Born to an African-American father and a Puerto Rican mother, Dailey-Wooley and Dailey-Parham were raised with both cultures brimming in their homes. Reggaeton, bachata, salsa, menudo, arroz con habichuelas, platanos and avocados were mainstays (or are favorites now) in their household as much as was anything available in the African-American neighborhood in which they were raised.

"My father's people lived in Ida B. Wells [public housing], which is closed now, but near here," said Dailey-Parham, whose Bronzeville-based restaurant "borrows heavily from her mom's recipes." "My mother is from Puerto Rico. I grew up in two cultures."

In Chicago, where the Latino population is predominantly Mexican and, to a much smaller degree, Puerto Rican, Latinos with African roots are not represented or acknowledged. The government's system of ethnic and racial labeling enables this, and makes it nearly impossible to offer Latinos an identity that makes cultural sense to them. The terms "Hispanic" and "Latino" are often pitted against one another, and both are pitted against nation-based labels, such as Mexican, Cuban and Puerto Rican. For this reason, clarifying one's ethnic makeup can be an additional complication.

The historically segregated Chicagoland area doesn't always lend visibility to those who are the product of integration. It's unclear how many Afro-Latinos, or Afro-Puerto Ricans, are in Chicago. However, "according to the 2008-12 Puerto Rican Community Survey, about 70 percent of the island's population self-identifies as white, 8 percent embrace black and the rest are of 'some other race' or of 'two or more races,'" the Sun-Times wrote.

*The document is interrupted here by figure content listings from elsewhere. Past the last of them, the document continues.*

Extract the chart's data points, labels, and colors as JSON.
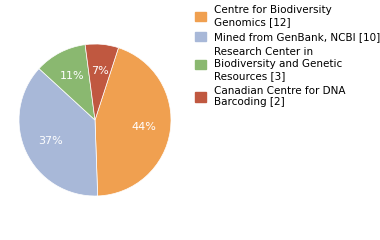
{
  "labels": [
    "Centre for Biodiversity\nGenomics [12]",
    "Mined from GenBank, NCBI [10]",
    "Research Center in\nBiodiversity and Genetic\nResources [3]",
    "Canadian Centre for DNA\nBarcoding [2]"
  ],
  "values": [
    44,
    37,
    11,
    7
  ],
  "colors": [
    "#f0a050",
    "#a8b8d8",
    "#8ab870",
    "#c05840"
  ],
  "startangle": 72,
  "background_color": "#ffffff",
  "text_color": "#ffffff",
  "fontsize": 8,
  "legend_fontsize": 7.5
}
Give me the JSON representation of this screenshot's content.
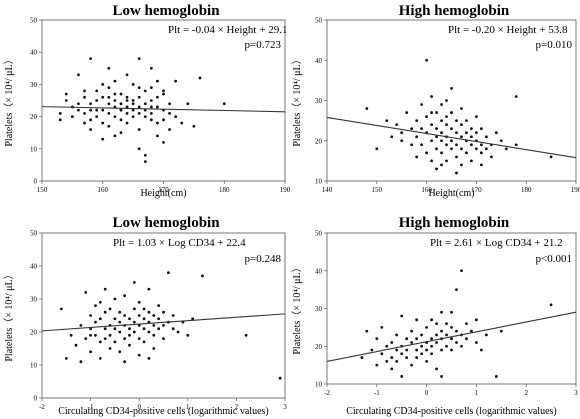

"More slavery came to Latin America than the United States," Dailey-Wooley told the newspaper. "The black diaspora is larger than people think."

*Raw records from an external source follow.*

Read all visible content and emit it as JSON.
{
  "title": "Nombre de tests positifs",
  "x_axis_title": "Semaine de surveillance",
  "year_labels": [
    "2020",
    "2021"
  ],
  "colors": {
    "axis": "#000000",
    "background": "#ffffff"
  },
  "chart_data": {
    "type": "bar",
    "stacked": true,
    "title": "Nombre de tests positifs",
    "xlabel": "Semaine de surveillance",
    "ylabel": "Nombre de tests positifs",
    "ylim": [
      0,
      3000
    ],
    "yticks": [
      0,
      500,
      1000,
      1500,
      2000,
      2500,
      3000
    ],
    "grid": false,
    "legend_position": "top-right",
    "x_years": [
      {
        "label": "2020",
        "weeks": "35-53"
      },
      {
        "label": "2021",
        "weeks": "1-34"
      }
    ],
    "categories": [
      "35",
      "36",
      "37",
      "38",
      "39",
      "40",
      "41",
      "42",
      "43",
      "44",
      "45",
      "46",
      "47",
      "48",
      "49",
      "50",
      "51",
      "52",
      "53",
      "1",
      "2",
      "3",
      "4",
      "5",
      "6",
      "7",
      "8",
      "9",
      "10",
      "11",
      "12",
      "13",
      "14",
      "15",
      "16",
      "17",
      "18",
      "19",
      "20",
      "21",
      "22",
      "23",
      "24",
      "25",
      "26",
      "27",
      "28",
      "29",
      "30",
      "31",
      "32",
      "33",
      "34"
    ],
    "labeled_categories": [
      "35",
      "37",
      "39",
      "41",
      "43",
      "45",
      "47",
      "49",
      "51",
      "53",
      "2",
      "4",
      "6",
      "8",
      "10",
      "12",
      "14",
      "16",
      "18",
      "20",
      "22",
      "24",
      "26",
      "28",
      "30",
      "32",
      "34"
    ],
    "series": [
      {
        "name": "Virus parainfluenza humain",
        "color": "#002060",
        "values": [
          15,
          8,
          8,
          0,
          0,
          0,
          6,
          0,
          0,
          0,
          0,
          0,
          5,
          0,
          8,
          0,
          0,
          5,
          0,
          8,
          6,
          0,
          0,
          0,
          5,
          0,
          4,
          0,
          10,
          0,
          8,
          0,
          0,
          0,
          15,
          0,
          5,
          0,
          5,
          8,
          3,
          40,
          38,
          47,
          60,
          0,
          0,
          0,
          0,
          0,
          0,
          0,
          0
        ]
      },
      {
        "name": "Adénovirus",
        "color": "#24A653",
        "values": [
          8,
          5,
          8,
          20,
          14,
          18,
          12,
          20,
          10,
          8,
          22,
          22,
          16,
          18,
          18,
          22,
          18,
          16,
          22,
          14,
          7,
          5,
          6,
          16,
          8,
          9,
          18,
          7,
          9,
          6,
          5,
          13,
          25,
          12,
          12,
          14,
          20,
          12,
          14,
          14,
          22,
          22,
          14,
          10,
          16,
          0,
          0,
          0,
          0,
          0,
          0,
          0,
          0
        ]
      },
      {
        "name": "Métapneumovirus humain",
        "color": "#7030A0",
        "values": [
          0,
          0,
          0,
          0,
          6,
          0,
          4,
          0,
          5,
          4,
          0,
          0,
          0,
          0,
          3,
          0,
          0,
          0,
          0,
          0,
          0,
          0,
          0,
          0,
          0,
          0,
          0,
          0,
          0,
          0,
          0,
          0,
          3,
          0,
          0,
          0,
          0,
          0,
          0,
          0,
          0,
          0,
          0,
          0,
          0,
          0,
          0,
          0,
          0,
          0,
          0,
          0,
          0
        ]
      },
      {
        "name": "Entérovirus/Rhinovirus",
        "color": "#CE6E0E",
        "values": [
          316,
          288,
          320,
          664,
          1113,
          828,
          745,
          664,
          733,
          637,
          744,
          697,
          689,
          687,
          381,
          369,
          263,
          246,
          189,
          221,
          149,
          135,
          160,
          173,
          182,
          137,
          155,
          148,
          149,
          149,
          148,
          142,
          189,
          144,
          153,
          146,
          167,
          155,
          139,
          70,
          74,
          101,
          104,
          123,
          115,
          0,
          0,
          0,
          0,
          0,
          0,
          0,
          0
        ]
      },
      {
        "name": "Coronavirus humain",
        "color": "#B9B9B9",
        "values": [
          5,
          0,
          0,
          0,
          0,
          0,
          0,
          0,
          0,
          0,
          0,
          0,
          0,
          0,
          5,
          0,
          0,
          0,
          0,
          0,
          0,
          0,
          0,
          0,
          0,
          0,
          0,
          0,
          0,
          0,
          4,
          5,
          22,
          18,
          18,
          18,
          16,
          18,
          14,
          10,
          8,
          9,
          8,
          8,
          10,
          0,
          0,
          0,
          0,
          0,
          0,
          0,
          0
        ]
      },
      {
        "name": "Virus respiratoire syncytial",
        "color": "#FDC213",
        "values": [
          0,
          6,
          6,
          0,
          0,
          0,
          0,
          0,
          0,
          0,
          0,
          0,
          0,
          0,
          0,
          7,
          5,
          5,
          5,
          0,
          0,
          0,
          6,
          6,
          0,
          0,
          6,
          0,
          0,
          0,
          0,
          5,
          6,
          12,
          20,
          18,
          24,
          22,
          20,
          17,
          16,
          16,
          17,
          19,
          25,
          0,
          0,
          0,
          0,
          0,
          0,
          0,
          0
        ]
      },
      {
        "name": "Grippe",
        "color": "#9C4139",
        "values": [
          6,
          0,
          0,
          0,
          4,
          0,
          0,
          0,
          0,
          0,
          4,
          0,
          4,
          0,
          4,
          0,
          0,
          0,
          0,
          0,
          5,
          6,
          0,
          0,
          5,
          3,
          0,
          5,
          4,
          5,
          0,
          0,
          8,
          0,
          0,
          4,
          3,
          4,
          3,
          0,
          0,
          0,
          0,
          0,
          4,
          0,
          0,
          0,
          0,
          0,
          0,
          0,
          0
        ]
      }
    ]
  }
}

The Boriqua Chicks' decision to create a site where they can speak on the subject of the Afro-Latina subculture, and Dailey-Parham's decisions to introduce Puerto Rican cuisine to the decidedly African-American neighborhood, helps shed light on Chicago's hidden diversity: black Chicagoans with Latin roots and Latino Chicagoans with African roots.

Humboldt Park is the neighborhood normally home to Puerto Rican-style cuisine in Chicago, but as the Puerto Rican population disperses and the Afro-Latino identity becomes more familiar in black neighborhoods, it makes sense that the South Side neighborhoods embrace Puerto Rican food and culture.

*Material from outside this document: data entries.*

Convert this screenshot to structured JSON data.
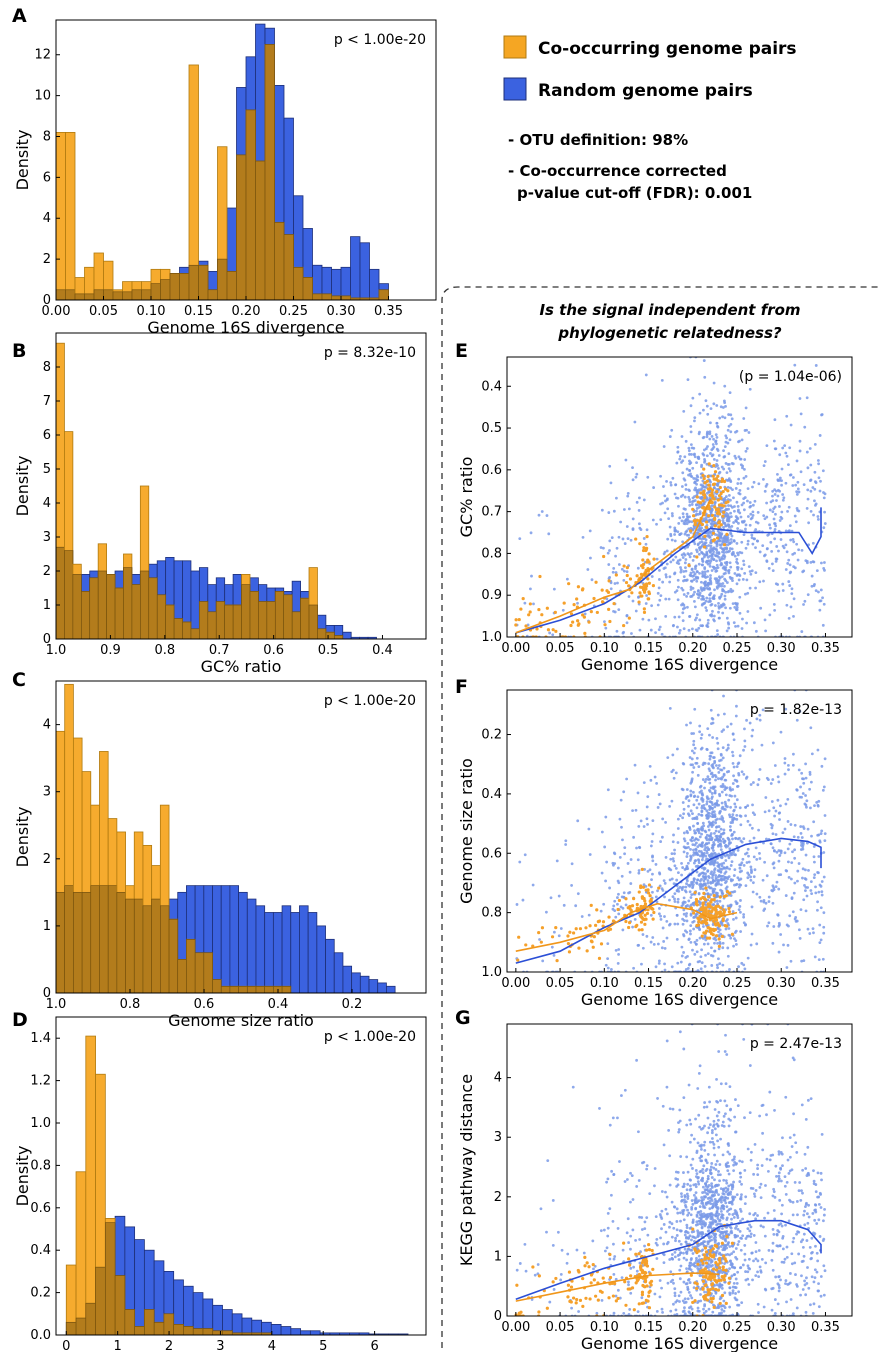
{
  "legend": {
    "items": [
      {
        "label": "Co-occurring genome pairs",
        "color": "#f5a623"
      },
      {
        "label": "Random genome pairs",
        "color": "#3b62e0"
      }
    ],
    "notes": [
      "- OTU definition: 98%",
      "- Co-occurrence corrected",
      "p-value cut-off (FDR): 0.001"
    ]
  },
  "section_title": [
    "Is the signal independent from",
    "phylogenetic relatedness?"
  ],
  "colors": {
    "co": "#f5a623",
    "co_edge": "#b07a10",
    "rand": "#3b62e0",
    "rand_edge": "#1d2f78",
    "overlap": "#b37c1c",
    "co_dot": "#f5a02a",
    "rand_dot": "#7a9ae8"
  },
  "chart_data": [
    {
      "panel": "A",
      "type": "histogram",
      "p_text": "p < 1.00e-20",
      "xlabel": "Genome 16S divergence",
      "ylabel": "Density",
      "xlim": [
        0,
        0.4
      ],
      "ylim": [
        0,
        13.7
      ],
      "xticks": [
        0,
        0.05,
        0.1,
        0.15,
        0.2,
        0.25,
        0.3,
        0.35
      ],
      "xticklabels": [
        "0.00",
        "0.05",
        "0.10",
        "0.15",
        "0.20",
        "0.25",
        "0.30",
        "0.35"
      ],
      "yticks": [
        0,
        2,
        4,
        6,
        8,
        10,
        12
      ],
      "yticklabels": [
        "0",
        "2",
        "4",
        "6",
        "8",
        "10",
        "12"
      ],
      "series": [
        {
          "name": "Co-occurring genome pairs",
          "x0": 0,
          "binw": 0.01,
          "values": [
            8.2,
            8.2,
            1.1,
            1.6,
            2.3,
            1.9,
            0.5,
            0.9,
            0.9,
            0.9,
            1.5,
            1.5,
            1.3,
            1.3,
            11.5,
            1.7,
            0.5,
            7.5,
            1.4,
            7.1,
            9.3,
            6.8,
            12.5,
            3.8,
            3.2,
            1.6,
            1.1,
            0.3,
            0.3,
            0.2,
            0.2,
            0.1,
            0.1,
            0.1,
            0.5
          ]
        },
        {
          "name": "Random genome pairs",
          "x0": 0,
          "binw": 0.01,
          "values": [
            0.5,
            0.5,
            0.3,
            0.3,
            0.5,
            0.5,
            0.4,
            0.4,
            0.5,
            0.5,
            0.8,
            1.0,
            1.3,
            1.6,
            1.7,
            1.9,
            1.4,
            2.0,
            4.5,
            10.4,
            11.9,
            13.5,
            13.3,
            10.5,
            8.9,
            5.1,
            3.5,
            1.7,
            1.6,
            1.5,
            1.6,
            3.1,
            2.8,
            1.5,
            0.8
          ]
        }
      ]
    },
    {
      "panel": "B",
      "type": "histogram",
      "p_text": "p = 8.32e-10",
      "xlabel": "GC% ratio",
      "ylabel": "Density",
      "xlim": [
        1.0,
        0.32
      ],
      "ylim": [
        0,
        9.0
      ],
      "xticks": [
        1.0,
        0.9,
        0.8,
        0.7,
        0.6,
        0.5,
        0.4
      ],
      "xticklabels": [
        "1.0",
        "0.9",
        "0.8",
        "0.7",
        "0.6",
        "0.5",
        "0.4"
      ],
      "yticks": [
        0,
        1,
        2,
        3,
        4,
        5,
        6,
        7,
        8
      ],
      "yticklabels": [
        "0",
        "1",
        "2",
        "3",
        "4",
        "5",
        "6",
        "7",
        "8"
      ],
      "series": [
        {
          "name": "Co-occurring genome pairs",
          "x0": 1.0,
          "binw": -0.0155,
          "values": [
            8.7,
            6.1,
            2.2,
            1.4,
            1.8,
            2.8,
            1.9,
            1.5,
            2.5,
            1.6,
            4.5,
            1.8,
            1.3,
            1.0,
            0.6,
            0.5,
            0.3,
            1.1,
            0.8,
            1.1,
            1.0,
            1.0,
            1.9,
            1.4,
            1.1,
            1.1,
            1.4,
            1.3,
            0.8,
            1.2,
            2.1,
            0.3,
            0.2,
            0.1,
            0,
            0,
            0,
            0
          ]
        },
        {
          "name": "Random genome pairs",
          "x0": 1.0,
          "binw": -0.0155,
          "values": [
            2.7,
            2.6,
            1.9,
            1.9,
            2.0,
            2.0,
            1.9,
            2.0,
            2.1,
            1.9,
            2.0,
            2.2,
            2.3,
            2.4,
            2.3,
            2.3,
            2.0,
            2.1,
            1.6,
            1.8,
            1.6,
            1.9,
            1.6,
            1.8,
            1.6,
            1.5,
            1.5,
            1.4,
            1.7,
            1.4,
            1.0,
            0.7,
            0.4,
            0.4,
            0.2,
            0.05,
            0.05,
            0.05
          ]
        }
      ]
    },
    {
      "panel": "C",
      "type": "histogram",
      "p_text": "p < 1.00e-20",
      "xlabel": "Genome size ratio",
      "ylabel": "Density",
      "xlim": [
        1.0,
        0.0
      ],
      "ylim": [
        0,
        4.65
      ],
      "xticks": [
        1.0,
        0.8,
        0.6,
        0.4,
        0.2
      ],
      "xticklabels": [
        "1.0",
        "0.8",
        "0.6",
        "0.4",
        "0.2"
      ],
      "yticks": [
        0,
        1,
        2,
        3,
        4
      ],
      "yticklabels": [
        "0",
        "1",
        "2",
        "3",
        "4"
      ],
      "series": [
        {
          "name": "Co-occurring genome pairs",
          "x0": 1.0,
          "binw": -0.0235,
          "values": [
            3.9,
            4.6,
            3.8,
            3.3,
            2.8,
            3.6,
            2.6,
            2.4,
            1.6,
            2.4,
            2.2,
            1.9,
            2.8,
            1.1,
            0.5,
            0.8,
            0.6,
            0.6,
            0.2,
            0.1,
            0.1,
            0.1,
            0.1,
            0.1,
            0.1,
            0.1,
            0.1,
            0,
            0,
            0,
            0,
            0,
            0,
            0,
            0,
            0,
            0,
            0,
            0
          ]
        },
        {
          "name": "Random genome pairs",
          "x0": 1.0,
          "binw": -0.0235,
          "values": [
            1.5,
            1.6,
            1.5,
            1.5,
            1.6,
            1.6,
            1.6,
            1.5,
            1.4,
            1.4,
            1.3,
            1.4,
            1.3,
            1.4,
            1.5,
            1.6,
            1.6,
            1.6,
            1.6,
            1.6,
            1.6,
            1.5,
            1.4,
            1.3,
            1.2,
            1.2,
            1.3,
            1.2,
            1.3,
            1.2,
            1.0,
            0.8,
            0.6,
            0.4,
            0.3,
            0.25,
            0.2,
            0.15,
            0.1
          ]
        }
      ]
    },
    {
      "panel": "D",
      "type": "histogram",
      "p_text": "p < 1.00e-20",
      "xlabel": "KEGG pathway distance",
      "ylabel": "Density",
      "xlim": [
        -0.2,
        7.0
      ],
      "ylim": [
        0,
        1.5
      ],
      "xticks": [
        0,
        1,
        2,
        3,
        4,
        5,
        6
      ],
      "xticklabels": [
        "0",
        "1",
        "2",
        "3",
        "4",
        "5",
        "6"
      ],
      "yticks": [
        0,
        0.2,
        0.4,
        0.6,
        0.8,
        1.0,
        1.2,
        1.4
      ],
      "yticklabels": [
        "0.0",
        "0.2",
        "0.4",
        "0.6",
        "0.8",
        "1.0",
        "1.2",
        "1.4"
      ],
      "series": [
        {
          "name": "Co-occurring genome pairs",
          "x0": 0,
          "binw": 0.19,
          "values": [
            0.33,
            0.77,
            1.41,
            1.23,
            0.55,
            0.28,
            0.12,
            0.04,
            0.12,
            0.06,
            0.1,
            0.05,
            0.04,
            0.03,
            0.03,
            0.02,
            0.02,
            0.01,
            0.01,
            0.01,
            0.01,
            0,
            0,
            0,
            0,
            0,
            0,
            0,
            0,
            0,
            0,
            0,
            0,
            0,
            0
          ]
        },
        {
          "name": "Random genome pairs",
          "x0": 0,
          "binw": 0.19,
          "values": [
            0.06,
            0.08,
            0.15,
            0.32,
            0.53,
            0.56,
            0.51,
            0.45,
            0.4,
            0.35,
            0.3,
            0.26,
            0.23,
            0.2,
            0.17,
            0.14,
            0.12,
            0.1,
            0.08,
            0.07,
            0.06,
            0.05,
            0.04,
            0.03,
            0.02,
            0.02,
            0.01,
            0.01,
            0.01,
            0.01,
            0.01,
            0.005,
            0.005,
            0.005,
            0.005
          ]
        }
      ]
    },
    {
      "panel": "E",
      "type": "scatter",
      "p_text": "(p = 1.04e-06)",
      "xlabel": "Genome 16S divergence",
      "ylabel": "GC% ratio",
      "xlim": [
        -0.01,
        0.38
      ],
      "ylim": [
        1.0,
        0.33
      ],
      "yinvert": true,
      "xticks": [
        0,
        0.05,
        0.1,
        0.15,
        0.2,
        0.25,
        0.3,
        0.35
      ],
      "xticklabels": [
        "0.00",
        "0.05",
        "0.10",
        "0.15",
        "0.20",
        "0.25",
        "0.30",
        "0.35"
      ],
      "yticks": [
        0.4,
        0.5,
        0.6,
        0.7,
        0.8,
        0.9,
        1.0
      ],
      "yticklabels": [
        "0.4",
        "0.5",
        "0.6",
        "0.7",
        "0.8",
        "0.9",
        "1.0"
      ],
      "trend_co": [
        [
          0,
          0.99
        ],
        [
          0.05,
          0.95
        ],
        [
          0.1,
          0.905
        ],
        [
          0.13,
          0.885
        ],
        [
          0.15,
          0.84
        ],
        [
          0.2,
          0.76
        ],
        [
          0.22,
          0.67
        ]
      ],
      "trend_rand": [
        [
          0,
          0.99
        ],
        [
          0.05,
          0.96
        ],
        [
          0.1,
          0.92
        ],
        [
          0.14,
          0.87
        ],
        [
          0.18,
          0.8
        ],
        [
          0.22,
          0.74
        ],
        [
          0.26,
          0.75
        ],
        [
          0.3,
          0.75
        ],
        [
          0.32,
          0.75
        ],
        [
          0.335,
          0.8
        ],
        [
          0.345,
          0.76
        ],
        [
          0.345,
          0.69
        ]
      ]
    },
    {
      "panel": "F",
      "type": "scatter",
      "p_text": "p = 1.82e-13",
      "xlabel": "Genome 16S divergence",
      "ylabel": "Genome size ratio",
      "xlim": [
        -0.01,
        0.38
      ],
      "ylim": [
        1.0,
        0.05
      ],
      "yinvert": true,
      "xticks": [
        0,
        0.05,
        0.1,
        0.15,
        0.2,
        0.25,
        0.3,
        0.35
      ],
      "xticklabels": [
        "0.00",
        "0.05",
        "0.10",
        "0.15",
        "0.20",
        "0.25",
        "0.30",
        "0.35"
      ],
      "yticks": [
        0.2,
        0.4,
        0.6,
        0.8,
        1.0
      ],
      "yticklabels": [
        "0.2",
        "0.4",
        "0.6",
        "0.8",
        "1.0"
      ],
      "trend_co": [
        [
          0,
          0.93
        ],
        [
          0.05,
          0.9
        ],
        [
          0.1,
          0.86
        ],
        [
          0.13,
          0.8
        ],
        [
          0.16,
          0.77
        ],
        [
          0.2,
          0.79
        ],
        [
          0.22,
          0.82
        ],
        [
          0.25,
          0.8
        ]
      ],
      "trend_rand": [
        [
          0,
          0.97
        ],
        [
          0.05,
          0.93
        ],
        [
          0.1,
          0.85
        ],
        [
          0.14,
          0.8
        ],
        [
          0.18,
          0.71
        ],
        [
          0.22,
          0.62
        ],
        [
          0.26,
          0.57
        ],
        [
          0.3,
          0.55
        ],
        [
          0.33,
          0.56
        ],
        [
          0.345,
          0.58
        ],
        [
          0.345,
          0.65
        ]
      ]
    },
    {
      "panel": "G",
      "type": "scatter",
      "p_text": "p = 2.47e-13",
      "xlabel": "Genome 16S divergence",
      "ylabel": "KEGG pathway distance",
      "xlim": [
        -0.01,
        0.38
      ],
      "ylim": [
        0,
        4.9
      ],
      "yinvert": false,
      "xticks": [
        0,
        0.05,
        0.1,
        0.15,
        0.2,
        0.25,
        0.3,
        0.35
      ],
      "xticklabels": [
        "0.00",
        "0.05",
        "0.10",
        "0.15",
        "0.20",
        "0.25",
        "0.30",
        "0.35"
      ],
      "yticks": [
        0,
        1,
        2,
        3,
        4
      ],
      "yticklabels": [
        "0",
        "1",
        "2",
        "3",
        "4"
      ],
      "trend_co": [
        [
          0,
          0.25
        ],
        [
          0.05,
          0.4
        ],
        [
          0.1,
          0.55
        ],
        [
          0.15,
          0.68
        ],
        [
          0.2,
          0.72
        ],
        [
          0.23,
          0.7
        ]
      ],
      "trend_rand": [
        [
          0,
          0.28
        ],
        [
          0.05,
          0.55
        ],
        [
          0.1,
          0.8
        ],
        [
          0.15,
          1.0
        ],
        [
          0.2,
          1.2
        ],
        [
          0.23,
          1.5
        ],
        [
          0.27,
          1.6
        ],
        [
          0.3,
          1.6
        ],
        [
          0.33,
          1.45
        ],
        [
          0.345,
          1.2
        ],
        [
          0.345,
          1.05
        ]
      ]
    }
  ]
}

"I've been waiting for it to open," said Yelitza Rivera, a 26-year-old of Mexican descent who works at a nearby community center. "We needed something else here. Somewhere else to eat."

Dailey-Parham, 35, left her job as an educator in 2009 to have children and develop her business plan, the Sun-Times reported. Now she is at Maracas, at 4317 S. Cottage Grove Ave., which offers a full menu of homemade chuleta (marinated pork), carne asada, maracas mango or buffalo wings, beans and rice, bistec/grilled steak in onions and much more. Colorful paintings by local artists decorate the walls, and the restaurant employs local teens. The restaurant has already become a part of the community.

"It's about educating and exposing people because there are people out there who are like us," Dailey-Parham told the Sun-Times. "This restaurant has been quite the journey."